The hope is that this process will zero in on promising binders without having to make them all up front:
Diversification between rounds of selection by recombination makes possible in vitro evolution of libraries with complexities exceeding the physical library size. Thus, a “best” molecule can be pinpointed without exhaustive testing of all potential species. Starting with a working population of compounds that sparsely sample a chemical space, molecules containing parts of an optimal molecular solution often have a selective advantage relative to siblings, and become enriched. Subsequent recombination processes splice together fragments from the numerous partially optimal molecules to form a globally optimal molecule. Thus, the best structure is found, even if the odds were negligible that it existed in the initial working population.
And that, I would have to guess, is the fundamental technology behind DiCE, although it’s no doubt gone through several refinements in recent years. I like it, but I can think of one possible pitfall (and there are surely others). This is, in a way, a sort of DNA-directed fragment optimization. But there are times when a good molecule cannot seem to be dissected into fragments – there’s no apparent path, because the binding doesn’t seem to add up piece by piece, but rather ends up being more synergistic.

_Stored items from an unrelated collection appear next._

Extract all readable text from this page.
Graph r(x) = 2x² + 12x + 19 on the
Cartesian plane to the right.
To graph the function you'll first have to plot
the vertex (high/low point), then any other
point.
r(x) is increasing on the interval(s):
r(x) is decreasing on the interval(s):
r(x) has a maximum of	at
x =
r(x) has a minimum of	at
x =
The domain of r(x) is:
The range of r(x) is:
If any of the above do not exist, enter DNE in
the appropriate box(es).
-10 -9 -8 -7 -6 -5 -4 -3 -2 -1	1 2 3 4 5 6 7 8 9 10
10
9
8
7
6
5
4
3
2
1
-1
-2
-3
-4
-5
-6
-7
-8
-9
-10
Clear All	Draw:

This is not a killer objection to DiCE, though, because it’s just a source of false negatives, and presumably there’s a reasonable universe of true positives to pick from. You’re looking for a technique that will give you some real hits, not all the real hits that could ever be.
It’s a long way from these ideas to replacing monoclonal antibodies with synthetic small molecules (although I’ll bet that the molecules will turn out to be only small-ish by the time they get optimized). But Sanofi has seen enough to be interested, and that should give DiCE some good funding (and good incentives) to see what they can do with it.